Temple des Écrins & Moraine du Promontoire – Face à la Barre depuis La Bérarde
📍 La Bérarde · Temple des Écrins · Moraine du Promontoire · 1 738–2 900 mLe Temple des Écrins est un ancien glacier rocheux à environ 2 600 m, accessible depuis La Bérarde par le vallon des Écrins — une formation géomorphologique (un chaos de blocs erratiques de granite déposés par le glacier en retrait) dont le nom évoque la dimension sacrée que les alpinistes du XIXe siècle attribuaient à ce lieu : une cathédrale de granite au pied des plus grands sommets du massif. La randonnée depuis La Bérarde par le sentier du GR54 (Tour du Massif des Écrins, balisé blanc-rouge) monte par le fond du vallon des Écrins, passe devant les moraines progressives (traces du recul glaciaire documenté depuis 1850), et atteint le Temple des Écrins puis la Moraine du Promontoire (2 900 m) — la crête morainique qui donne accès au Refuge du Promontoire, base de départ de la voie normale de la Barre des Écrins.
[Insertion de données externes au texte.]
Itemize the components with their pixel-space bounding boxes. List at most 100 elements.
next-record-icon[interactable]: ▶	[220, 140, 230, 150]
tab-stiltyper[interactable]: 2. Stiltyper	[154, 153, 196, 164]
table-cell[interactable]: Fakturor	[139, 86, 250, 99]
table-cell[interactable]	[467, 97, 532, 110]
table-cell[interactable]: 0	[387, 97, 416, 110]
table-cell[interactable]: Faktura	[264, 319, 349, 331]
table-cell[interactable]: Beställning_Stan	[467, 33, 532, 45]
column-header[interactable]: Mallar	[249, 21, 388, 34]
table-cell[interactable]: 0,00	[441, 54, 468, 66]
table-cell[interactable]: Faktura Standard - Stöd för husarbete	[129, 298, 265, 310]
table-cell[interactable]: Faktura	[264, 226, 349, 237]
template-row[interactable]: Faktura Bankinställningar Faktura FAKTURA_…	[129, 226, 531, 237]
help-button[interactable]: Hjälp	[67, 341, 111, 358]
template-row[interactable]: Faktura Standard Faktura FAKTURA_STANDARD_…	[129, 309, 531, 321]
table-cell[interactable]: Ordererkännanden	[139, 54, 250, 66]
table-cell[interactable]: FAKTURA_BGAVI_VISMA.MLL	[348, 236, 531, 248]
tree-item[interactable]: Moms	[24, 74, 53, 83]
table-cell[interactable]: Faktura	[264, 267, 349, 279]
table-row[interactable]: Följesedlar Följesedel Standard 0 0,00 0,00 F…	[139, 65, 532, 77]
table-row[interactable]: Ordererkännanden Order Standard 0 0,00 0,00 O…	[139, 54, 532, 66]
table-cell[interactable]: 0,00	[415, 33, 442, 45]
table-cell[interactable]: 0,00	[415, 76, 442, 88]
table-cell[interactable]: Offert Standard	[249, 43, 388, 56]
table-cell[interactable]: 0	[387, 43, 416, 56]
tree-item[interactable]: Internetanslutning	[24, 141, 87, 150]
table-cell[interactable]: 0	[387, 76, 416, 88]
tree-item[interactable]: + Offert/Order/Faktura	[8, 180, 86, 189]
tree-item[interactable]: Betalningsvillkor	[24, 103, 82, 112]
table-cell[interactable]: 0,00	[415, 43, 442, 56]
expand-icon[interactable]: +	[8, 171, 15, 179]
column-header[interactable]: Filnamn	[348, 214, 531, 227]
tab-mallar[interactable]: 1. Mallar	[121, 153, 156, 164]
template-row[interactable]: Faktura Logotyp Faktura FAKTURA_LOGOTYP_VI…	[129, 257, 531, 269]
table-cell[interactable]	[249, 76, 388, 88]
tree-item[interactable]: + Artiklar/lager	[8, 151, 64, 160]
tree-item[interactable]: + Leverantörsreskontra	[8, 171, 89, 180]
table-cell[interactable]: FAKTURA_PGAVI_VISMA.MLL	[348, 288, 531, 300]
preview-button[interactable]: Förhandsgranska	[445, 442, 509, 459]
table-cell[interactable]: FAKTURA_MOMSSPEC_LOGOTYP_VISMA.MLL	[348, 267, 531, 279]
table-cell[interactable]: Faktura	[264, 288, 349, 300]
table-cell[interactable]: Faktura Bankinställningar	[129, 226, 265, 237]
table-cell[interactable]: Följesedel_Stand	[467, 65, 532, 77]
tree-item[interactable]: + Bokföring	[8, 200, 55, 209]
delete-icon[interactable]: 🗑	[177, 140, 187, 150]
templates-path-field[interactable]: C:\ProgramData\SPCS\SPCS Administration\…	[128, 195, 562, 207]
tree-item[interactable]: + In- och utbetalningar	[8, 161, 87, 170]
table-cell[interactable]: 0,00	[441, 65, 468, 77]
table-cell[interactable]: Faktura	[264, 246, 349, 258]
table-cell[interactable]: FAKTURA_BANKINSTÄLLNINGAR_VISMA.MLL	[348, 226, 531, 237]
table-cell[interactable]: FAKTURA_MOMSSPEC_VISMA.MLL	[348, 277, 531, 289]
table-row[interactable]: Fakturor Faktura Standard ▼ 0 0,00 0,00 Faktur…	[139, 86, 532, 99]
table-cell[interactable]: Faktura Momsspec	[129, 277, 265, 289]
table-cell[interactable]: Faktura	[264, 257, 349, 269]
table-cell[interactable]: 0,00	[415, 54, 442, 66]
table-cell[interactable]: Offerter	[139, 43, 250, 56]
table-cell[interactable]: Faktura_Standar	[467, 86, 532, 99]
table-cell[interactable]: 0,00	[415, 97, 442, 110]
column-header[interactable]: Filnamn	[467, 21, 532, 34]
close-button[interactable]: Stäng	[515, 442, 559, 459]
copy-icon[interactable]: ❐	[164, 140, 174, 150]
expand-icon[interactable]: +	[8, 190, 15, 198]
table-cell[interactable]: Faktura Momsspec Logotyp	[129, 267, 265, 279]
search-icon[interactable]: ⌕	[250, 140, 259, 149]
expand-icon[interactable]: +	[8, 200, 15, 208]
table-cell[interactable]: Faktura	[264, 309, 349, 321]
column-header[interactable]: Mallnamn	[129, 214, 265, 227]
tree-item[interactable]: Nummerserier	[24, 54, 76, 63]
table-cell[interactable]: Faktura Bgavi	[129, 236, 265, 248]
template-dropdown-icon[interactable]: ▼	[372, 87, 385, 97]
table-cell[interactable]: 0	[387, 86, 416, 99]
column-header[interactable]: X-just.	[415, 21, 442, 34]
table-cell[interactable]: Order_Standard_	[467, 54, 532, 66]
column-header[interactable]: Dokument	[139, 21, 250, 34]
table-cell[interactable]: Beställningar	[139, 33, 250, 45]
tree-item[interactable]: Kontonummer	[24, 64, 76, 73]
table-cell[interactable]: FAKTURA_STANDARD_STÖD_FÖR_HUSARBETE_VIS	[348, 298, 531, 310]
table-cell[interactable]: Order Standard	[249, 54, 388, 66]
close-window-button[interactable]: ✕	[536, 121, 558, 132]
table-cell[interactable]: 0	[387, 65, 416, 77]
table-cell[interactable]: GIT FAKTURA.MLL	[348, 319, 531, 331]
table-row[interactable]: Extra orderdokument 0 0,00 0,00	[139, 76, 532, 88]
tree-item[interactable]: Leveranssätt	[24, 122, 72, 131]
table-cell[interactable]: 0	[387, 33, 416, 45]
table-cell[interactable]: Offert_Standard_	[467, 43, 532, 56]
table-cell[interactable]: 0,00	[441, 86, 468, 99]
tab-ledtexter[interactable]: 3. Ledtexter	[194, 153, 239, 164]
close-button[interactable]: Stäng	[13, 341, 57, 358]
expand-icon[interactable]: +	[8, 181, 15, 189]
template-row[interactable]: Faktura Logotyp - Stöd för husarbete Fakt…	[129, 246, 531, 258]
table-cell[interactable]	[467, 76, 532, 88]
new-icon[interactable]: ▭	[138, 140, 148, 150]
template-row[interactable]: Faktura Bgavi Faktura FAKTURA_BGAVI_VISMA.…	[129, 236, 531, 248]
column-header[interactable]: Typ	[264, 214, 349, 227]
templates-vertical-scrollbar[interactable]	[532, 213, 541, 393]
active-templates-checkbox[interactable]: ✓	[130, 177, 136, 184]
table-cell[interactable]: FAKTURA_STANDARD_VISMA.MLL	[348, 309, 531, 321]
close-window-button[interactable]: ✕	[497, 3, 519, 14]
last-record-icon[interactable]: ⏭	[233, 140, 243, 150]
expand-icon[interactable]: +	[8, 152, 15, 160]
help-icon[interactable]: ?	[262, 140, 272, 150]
Depuis la moraine, la vue sur la Barre des Écrins (4 102 m) est frontale à moins de 2 km — la face sud du sommet avec ses couteaux de glace, ses arêtes de granite et ses couloirs de neige pend directement au-dessus du randonneur dans un environnement de haute montagne absolument total. C'est une des vues frontales sur un sommet de 4 000 m les plus intenses des Alpes françaises accessibles sans alpinisme — mais l'itinéraire lui-même est engagé (terrain caillouteux instable, exposition aux orages, quelques passages délicats sur la moraine haute).
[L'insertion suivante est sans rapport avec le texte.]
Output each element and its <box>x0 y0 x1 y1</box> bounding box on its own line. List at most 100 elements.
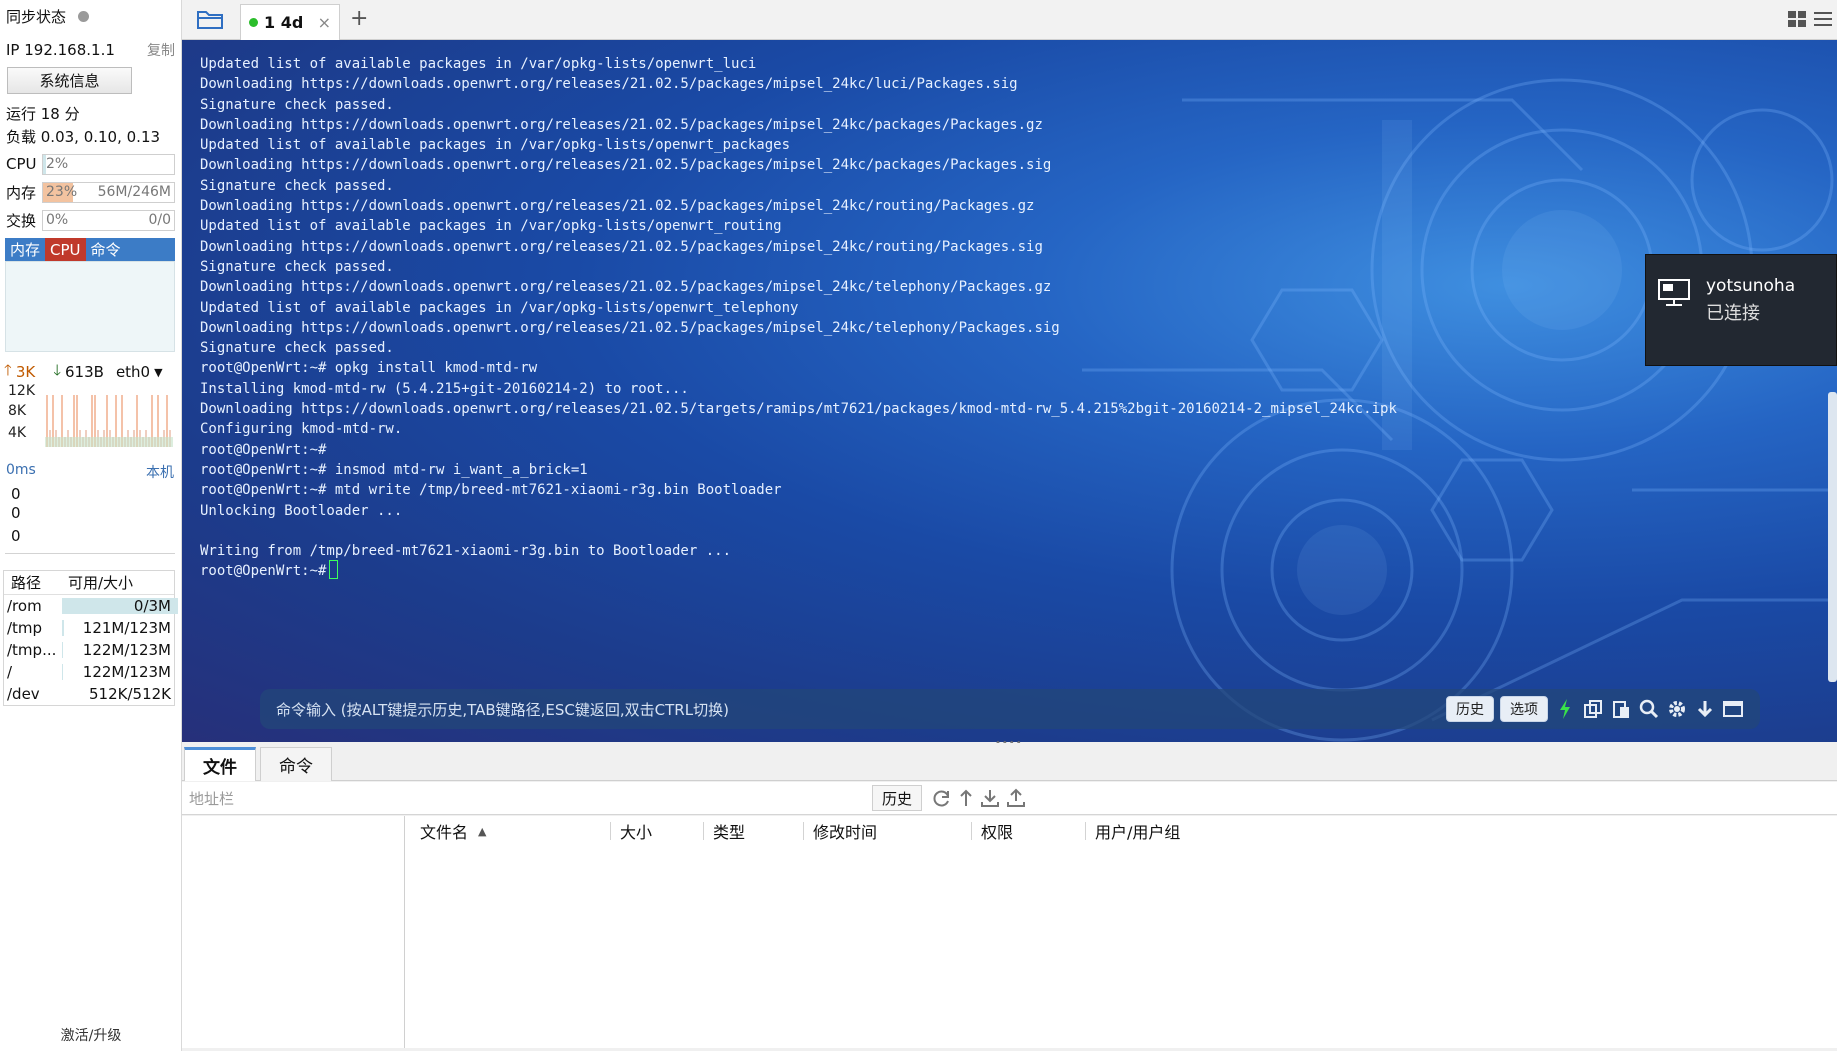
connection-toast[interactable]: yotsunoha 已连接 <box>1645 254 1837 366</box>
column-size[interactable]: 可用/大小 <box>68 572 133 593</box>
copy-icon[interactable] <box>1582 698 1604 720</box>
column-permissions[interactable]: 权限 <box>981 816 1013 846</box>
menu-icon[interactable] <box>1813 10 1833 28</box>
column-modified[interactable]: 修改时间 <box>813 816 877 846</box>
terminal-line: root@OpenWrt:~# <box>200 560 1397 580</box>
network-sparkline <box>45 395 173 447</box>
tab-files[interactable]: 文件 <box>184 747 256 781</box>
column-type[interactable]: 类型 <box>713 816 745 846</box>
terminal-line: Downloading https://downloads.openwrt.or… <box>200 401 1397 418</box>
swap-meter: 交换 0% 0/0 <box>6 209 175 231</box>
disk-path: /dev <box>7 685 40 703</box>
command-input-bar[interactable]: 命令输入 (按ALT键提示历史,TAB键路径,ESC键返回,双击CTRL切换) … <box>260 689 1760 729</box>
file-list[interactable]: 文件名 ▲ 大小 类型 修改时间 权限 用户/用户组 <box>405 816 1837 1048</box>
parent-folder-icon[interactable] <box>958 788 974 808</box>
grid-layout-icon[interactable] <box>1787 10 1807 28</box>
ping-target[interactable]: 本机 <box>146 462 174 482</box>
sort-ascending-icon: ▲ <box>478 824 487 838</box>
ip-row: IP 192.168.1.1 复制 <box>6 39 175 61</box>
terminal-line: Updated list of available packages in /v… <box>200 137 791 154</box>
activate-upgrade-link[interactable]: 激活/升级 <box>0 1025 182 1045</box>
disk-table: 路径 可用/大小 /rom 0/3M/tmp 121M/123M/tmp... 122… <box>3 570 178 706</box>
disk-row[interactable]: / 122M/123M <box>4 661 174 683</box>
terminal-line: Downloading https://downloads.openwrt.or… <box>200 238 1043 255</box>
lightning-icon[interactable] <box>1554 698 1576 720</box>
net-axis-label: 4K <box>8 425 27 441</box>
disk-size: 122M/123M <box>82 663 171 681</box>
network-download-area <box>45 437 173 447</box>
terminal-line: Updated list of available packages in /v… <box>200 218 782 235</box>
search-icon[interactable] <box>1638 698 1660 720</box>
layout-controls <box>1787 10 1833 28</box>
disk-row[interactable]: /tmp 121M/123M <box>4 617 174 639</box>
toast-status: 已连接 <box>1706 303 1760 324</box>
resource-graph-tabs: 内存 CPU 命令 <box>5 238 175 261</box>
column-divider[interactable] <box>971 822 972 840</box>
column-owner[interactable]: 用户/用户组 <box>1095 816 1180 846</box>
upload-icon[interactable] <box>1006 788 1026 808</box>
column-divider[interactable] <box>803 822 804 840</box>
terminal-pane[interactable]: Updated list of available packages in /v… <box>182 40 1837 742</box>
history-button[interactable]: 历史 <box>1446 696 1494 722</box>
disk-table-header: 路径 可用/大小 <box>4 571 174 595</box>
disk-row[interactable]: /dev 512K/512K <box>4 683 174 705</box>
disk-path: /rom <box>7 597 42 615</box>
open-folder-icon[interactable] <box>196 8 226 32</box>
copy-ip-link[interactable]: 复制 <box>147 40 175 60</box>
session-tab[interactable]: 1 4d × <box>240 4 340 40</box>
close-icon[interactable]: × <box>318 13 331 32</box>
paste-icon[interactable] <box>1610 698 1632 720</box>
address-history-button[interactable]: 历史 <box>872 785 922 811</box>
interface-select[interactable]: eth0 <box>116 363 150 381</box>
terminal-line: root@OpenWrt:~# mtd write /tmp/breed-mt7… <box>200 482 782 499</box>
sync-status[interactable]: 同步状态 <box>6 5 175 27</box>
disk-size-cell: 122M/123M <box>58 663 174 681</box>
address-input[interactable]: 地址栏 <box>182 788 870 809</box>
tab-memory-graph[interactable]: 内存 <box>5 238 45 261</box>
disk-size: 512K/512K <box>89 685 171 703</box>
column-filename[interactable]: 文件名 ▲ <box>420 816 486 846</box>
column-divider[interactable] <box>703 822 704 840</box>
download-arrow-icon[interactable] <box>1694 698 1716 720</box>
command-input[interactable]: 命令输入 (按ALT键提示历史,TAB键路径,ESC键返回,双击CTRL切换) <box>276 699 729 720</box>
network-row: 🡑 3K 🡓 613B eth0 ▼ <box>4 361 176 383</box>
terminal-line: Downloading https://downloads.openwrt.or… <box>200 279 1052 296</box>
tab-command-graph[interactable]: 命令 <box>86 238 126 261</box>
disk-row[interactable]: /rom 0/3M <box>4 595 178 617</box>
terminal-line: root@OpenWrt:~# opkg install kmod-mtd-rw <box>200 360 538 377</box>
disk-rows: /rom 0/3M/tmp 121M/123M/tmp... 122M/123M / 12… <box>4 595 178 705</box>
ip-address: IP 192.168.1.1 <box>6 41 115 59</box>
disk-usage-bar <box>62 642 64 658</box>
terminal-scrollbar[interactable] <box>1828 392 1837 682</box>
uptime: 运行 18 分 <box>6 104 80 123</box>
chevron-down-icon[interactable]: ▼ <box>154 366 162 379</box>
column-size[interactable]: 大小 <box>620 816 652 846</box>
memory-percent: 23% <box>46 184 78 200</box>
disk-size-cell: 121M/123M <box>58 619 174 637</box>
sync-status-label: 同步状态 <box>6 7 67 26</box>
terminal-line: Configuring kmod-mtd-rw. <box>200 421 403 438</box>
download-icon[interactable] <box>980 788 1000 808</box>
gear-icon[interactable] <box>1666 698 1688 720</box>
column-path[interactable]: 路径 <box>4 572 68 593</box>
disk-row[interactable]: /tmp... 122M/123M <box>4 639 174 661</box>
window-maximize-icon[interactable] <box>1722 698 1744 720</box>
app-window: 同步状态 IP 192.168.1.1 复制 系统信息 运行 18 分 负载 0… <box>0 0 1837 1051</box>
network-chart: 12K 8K 4K <box>5 383 175 453</box>
refresh-icon[interactable] <box>932 788 952 808</box>
options-button[interactable]: 选项 <box>1500 696 1548 722</box>
disk-usage-bar <box>62 664 64 680</box>
terminal-line: Updated list of available packages in /v… <box>200 56 757 72</box>
directory-tree[interactable] <box>182 816 405 1048</box>
tab-commands[interactable]: 命令 <box>260 747 332 781</box>
disk-size: 121M/123M <box>82 619 171 637</box>
net-axis-label: 12K <box>8 383 35 399</box>
bottom-panel-tabs: 文件 命令 <box>182 743 1837 781</box>
add-tab-icon[interactable]: + <box>350 6 368 31</box>
system-info-button[interactable]: 系统信息 <box>7 67 132 94</box>
column-divider[interactable] <box>1085 822 1086 840</box>
column-divider[interactable] <box>610 822 611 840</box>
tab-cpu-graph[interactable]: CPU <box>45 238 86 261</box>
disk-path: / <box>7 663 13 681</box>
Glacier Blanc & Pré de Madame Carle – Le Glacier le Plus Accessible des Alpes du Sud
📍 Ailefroide / Pré de Madame Carle · Glacier Blanc · 1 874–2 542 mLe Glacier Blanc est le plus grand glacier des Hautes-Alpes et un des glaciers les plus accessibles des Alpes françaises depuis le bas de vallée — l'itinéraire depuis le Pré de Madame Carle (1 874 m) (parking terminus au-dessus d'Ailefroide, D994e depuis l'Argentière-la-Bessée) est balisé et permet d'atteindre le Refuge du Glacier Blanc (2 542 m) (CAF, gardé en été) en 2h30 de montée régulière. Depuis le refuge, la vue sur le glacier est frontale — le Glacier Blanc descend du Dôme des Écrins (4 015 m) et de la Barre des Écrins (4 102 m) en une langue glaciaire de 5 km de longueur dont le front (2 400 m environ en 2025 — en recul constant depuis les années 1980) est directement observable depuis le sentier et le refuge. La comparaison avec les photos historiques disponibles au refuge est saisissante : le glacier a perdu plus de 1,5 km de longueur depuis 1950. La route balisée depuis le Pré de Madame Carle longe également le Glacier Noir (rive gauche de la vallée — un glacier couvert de débris rocheux/moraine médiane qui lui donne une couleur sombre contrastant avec le Blanc) avant de monter vers le refuge. Les bouquetins et les marmottes sont extrêmement abondants sur tout ce secteur — un des sites les plus faciles du parc pour observer les deux espèces à quelques mètres de distance.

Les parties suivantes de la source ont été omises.